A realidade biológica é inegável: quem nasce masculino, como todos os animais, tem um certo tipo de corporalidade e atributos fisiológicos diferentes daquelas em que nascemos fêmeas, eles têm força devido ao seu volume muscular e genitália externa, temos genitália interna e damos à luz o exemplo mais simples, embora essa diferenciação biológica tenha gerado uma construção social e cultural de gênero e, acima de tudo, uma divisão sexual do trabalho (que era injusta em segundo plano), por outro não posso negar que temos diferentes biologias e aspectos, o que não justifica a injustiça e a violência a que as mulheres estão sujeitas.
E eu perguntaria à teoria Queer e àqueles que a sustentam, o fato de eliminar as categorias de homem e mulher elimina a injustiça na realidade social? Eu duvido muito que a eliminação dessas categorias mude o sistema, porque teríamos que modificar todo o sistema (algo que não dizem os Queers pois implicaria uma organização coletiva importante) para eliminar a injustiça e a violência que exercem as mulheres sobre o sexo, excluir os termos não altera a realidade dos fatos; não serei violado, espancado, sequestrado, estuprado ou explorado sexualmente para deixar de me sentir mulher? Eles me dirão que isso é apenas um começo para nos reconceituarmos, começarmos a mudar, mas então, de que maneira faremos a mudança se não reconhecermos, em princípio, nossas diferenças substanciais que geram injustiça e violência?

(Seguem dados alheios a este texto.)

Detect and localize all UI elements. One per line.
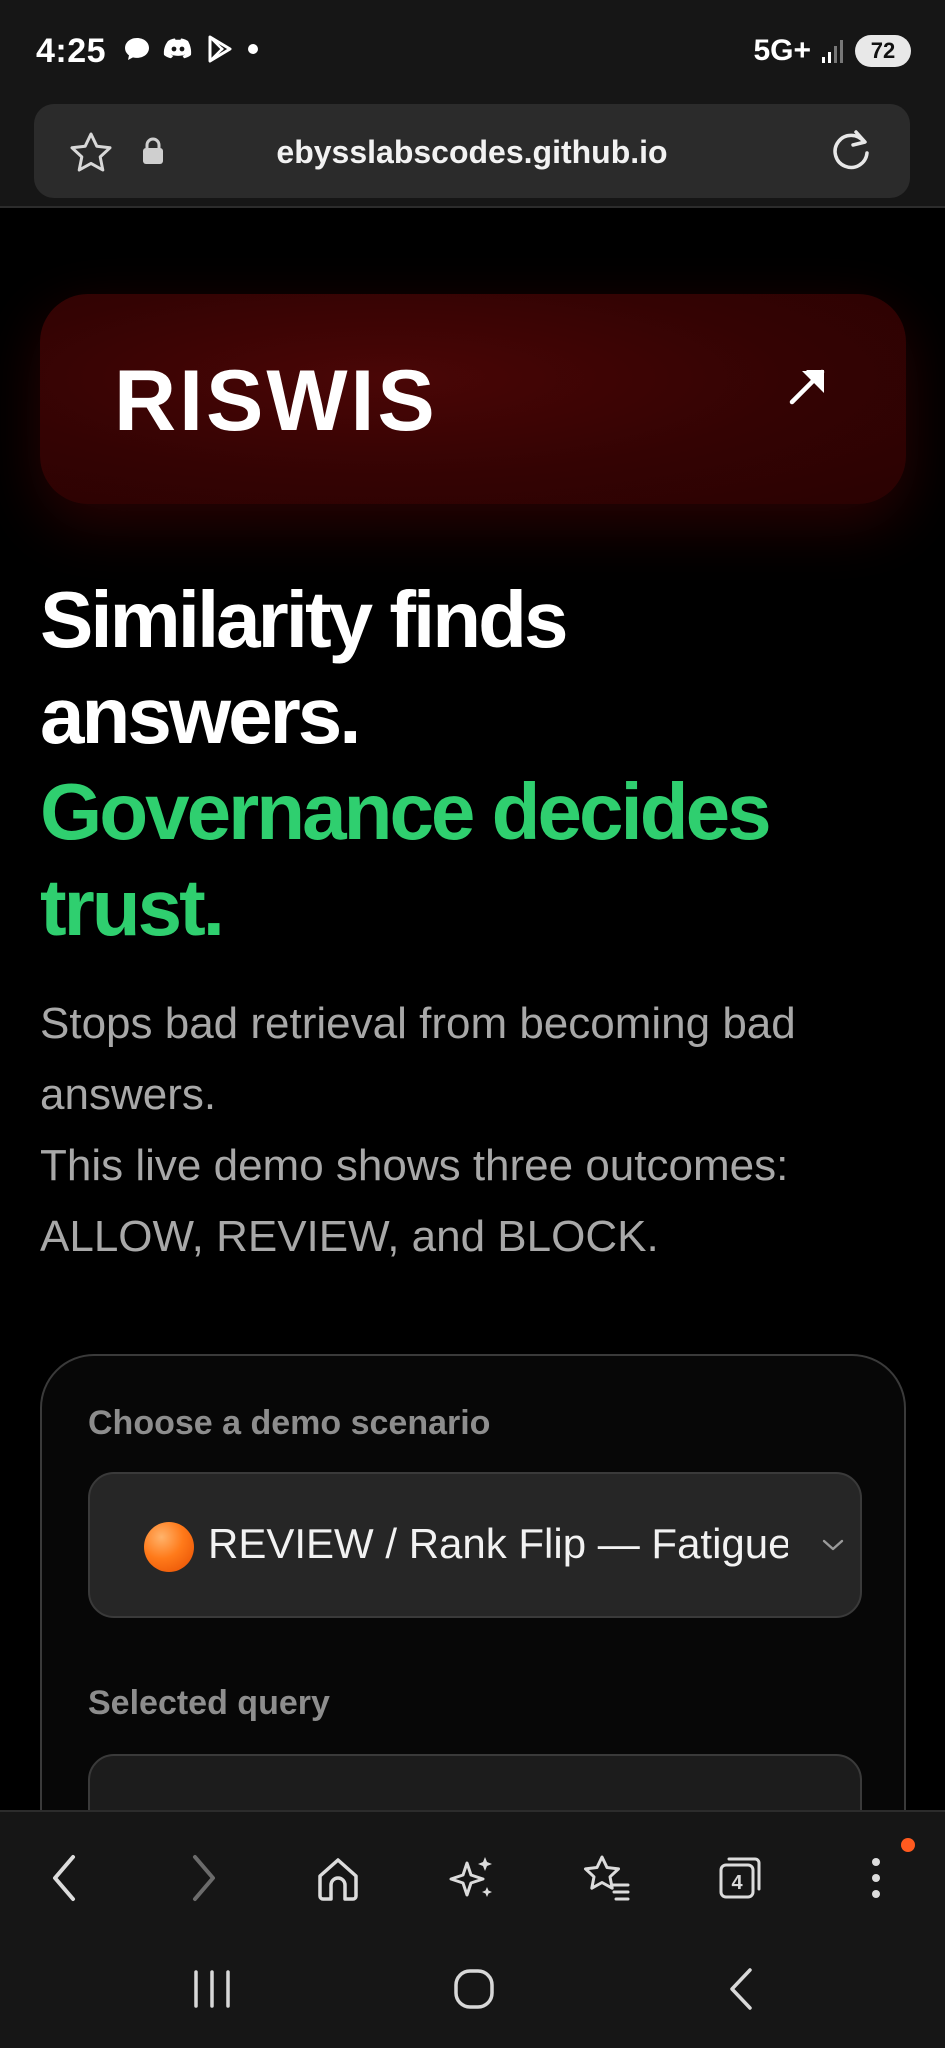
home-button[interactable]	[310, 1850, 366, 1906]
hero-line-1: Similarity finds	[40, 575, 568, 664]
assistant-button[interactable]	[444, 1850, 500, 1906]
hero-heading: Similarity finds answers. Governance dec…	[40, 572, 900, 956]
more-menu-button[interactable]	[848, 1850, 904, 1906]
scenario-label: Choose a demo scenario	[88, 1404, 491, 1442]
chat-bubble-icon	[125, 38, 149, 60]
subtitle-line: answers.	[40, 1070, 217, 1119]
system-nav-bar	[0, 1938, 945, 2048]
page-content: RISWIS Similarity finds answers. Governa…	[0, 210, 945, 1954]
review-orange-circle-icon	[144, 1522, 194, 1572]
battery-indicator: 72	[855, 35, 911, 67]
external-link-arrow-icon[interactable]	[786, 364, 830, 408]
subtitle-line: This live demo shows three outcomes:	[40, 1141, 789, 1190]
scenario-select[interactable]: REVIEW / Rank Flip — Fatigue	[88, 1472, 862, 1618]
tab-count: 4	[731, 1872, 743, 1894]
sparkle-icon	[449, 1857, 492, 1897]
recent-apps-icon[interactable]	[190, 1966, 234, 2012]
url-text[interactable]: ebysslabscodes.github.io	[34, 134, 910, 171]
hero-line-3: Governance decides	[40, 767, 772, 856]
back-button[interactable]	[36, 1850, 92, 1906]
bookmarks-icon	[584, 1855, 630, 1901]
update-badge-dot	[901, 1838, 915, 1852]
brand-card[interactable]: RISWIS	[40, 294, 906, 504]
status-time: 4:25	[36, 32, 107, 70]
chevron-down-icon	[822, 1539, 844, 1551]
browser-toolbar: 4	[0, 1810, 945, 1938]
network-label: 5G+	[753, 34, 811, 67]
tabs-icon: 4	[719, 1857, 761, 1899]
subtitle-line: Stops bad retrieval from becoming bad	[40, 999, 796, 1048]
discord-icon	[163, 38, 192, 59]
back-nav-icon[interactable]	[724, 1966, 758, 2012]
status-notification-icons	[122, 34, 258, 64]
home-nav-icon[interactable]	[452, 1966, 496, 2012]
address-bar[interactable]: ebysslabscodes.github.io	[34, 104, 910, 198]
bookmarks-button[interactable]	[578, 1850, 634, 1906]
scenario-selected-value: REVIEW / Rank Flip — Fatigue	[208, 1520, 788, 1567]
back-icon	[53, 1855, 75, 1901]
more-icon	[872, 1858, 880, 1898]
notification-dot	[248, 44, 258, 54]
home-icon	[318, 1858, 358, 1901]
status-bar: 4:25 5G+ 72	[0, 0, 945, 100]
brand-name: RISWIS	[114, 353, 438, 449]
forward-button[interactable]	[176, 1850, 232, 1906]
browser-address-area: ebysslabscodes.github.io	[0, 100, 945, 208]
hero-line-4: trust.	[40, 863, 225, 952]
reload-icon[interactable]	[826, 126, 876, 176]
hero-line-2: answers.	[40, 671, 361, 760]
query-label: Selected query	[88, 1684, 330, 1722]
forward-icon	[193, 1855, 215, 1901]
play-store-icon	[208, 35, 232, 63]
subtitle: Stops bad retrieval from becoming bad an…	[40, 988, 910, 1272]
status-right: 5G+ 72	[753, 34, 911, 68]
screen: 4:25 5G+ 72 ebysslabscodes.github.io RIS…	[0, 0, 945, 2048]
signal-icon	[822, 40, 843, 63]
subtitle-line: ALLOW, REVIEW, and BLOCK.	[40, 1212, 659, 1261]
tabs-button[interactable]: 4	[712, 1850, 768, 1906]
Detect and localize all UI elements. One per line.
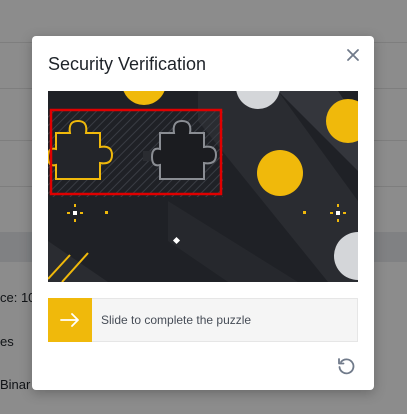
- arrow-right-icon: [60, 313, 79, 327]
- slider-track[interactable]: Slide to complete the puzzle: [48, 298, 358, 342]
- security-verification-modal: Security Verification Slide to complete …: [32, 36, 374, 390]
- close-icon: [347, 49, 359, 61]
- slider-label: Slide to complete the puzzle: [101, 313, 252, 327]
- refresh-icon: [338, 358, 355, 375]
- modal-title: Security Verification: [48, 54, 207, 74]
- slider-handle[interactable]: [48, 298, 92, 342]
- refresh-button[interactable]: [336, 356, 356, 376]
- close-button[interactable]: [344, 46, 362, 64]
- puzzle-image: [48, 91, 358, 282]
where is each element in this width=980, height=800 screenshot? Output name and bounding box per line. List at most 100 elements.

Pergunto-lhes, como vocês pretendem mudar a realidade se pretendem viver à margem dela mas mesmo assim dentro dela? Dizer que você é Queer para não se reconhecer-se como homem ou mulher, homossexual ou lésbica, indígena ou branca, trabalhadora ou política, etc, não muda as relações sociais em que nos desenvolvemos, apenas modifica sua própria subjetividade e acredito que a mudança começa individualmente, mas uma mudança individual que não implica ações políticas e / ou sociais efetivas para uma mudança real, apenas se torna a criação de um mundo separado, finalmente acomodado no mesmo sistema que se pretende criticar.
Quanto à sexualidade, se o sujeito é definido por suas práticas sexuais que configuram sexualidades não normativas, então, como diz a teoria queer, o foco principal é o jogo e o prazer eróticos, nesse sentido, eles aumentam a existência de outras outras sexualidades que não sejam heterossexuais e aquelas que consideram “libertadoras”, portanto, colocam tanta ênfase na bissexualidade, no sadomasoquismo, na “reinvenção da pornografia” porque consideram que são transgressões que dão um papel à sexualidade como nunca antes visto. A caso o próprio sistema em si ainda não deu o destaque à sexualidade? Não seria nesse sentido que eles preferem seguir a dinâmica do sistema? Então, para você, a revolução começa nas práticas sexuais, novamente no indivíduo e no privado, nas formas de obter prazer. Por que exaltar o uso do vibrador, da penetração anal, das práticas sadomasoquistas? Só porque eles vão contra as práticas heterossexuais tradicionais? Nesse caso, eu diria que eles são um setor contestado, não uma revolução, já que finalmente a sexualidade permanece (como o autor catalão Oscar Guasch menciona em seu livro sobre a crise da heterossexualidade) coitocêntrica (embora a relação seja oral, vaginal , anal, com os seios, nas nádegas, etc.) falocêntrico (porque o uso do vibrador é finalmente um símbolo do falo e significa que, se eu não o tenho, preciso de um porque, caso contrário, o ato sexual não estará completo) o que implica que continuo focado nos atributos do homem e que tenho uma obrigação de orgasmo (porque, caso contrário, não sou saudável). Quão revolucionário é isso? Qual é a mudança? É apenas uma diversificação mercantilizada da sexualidade, portanto, ela está e está dentro do sistema, não fora dele, como quer que se acredite e como eles querem que acreditemos.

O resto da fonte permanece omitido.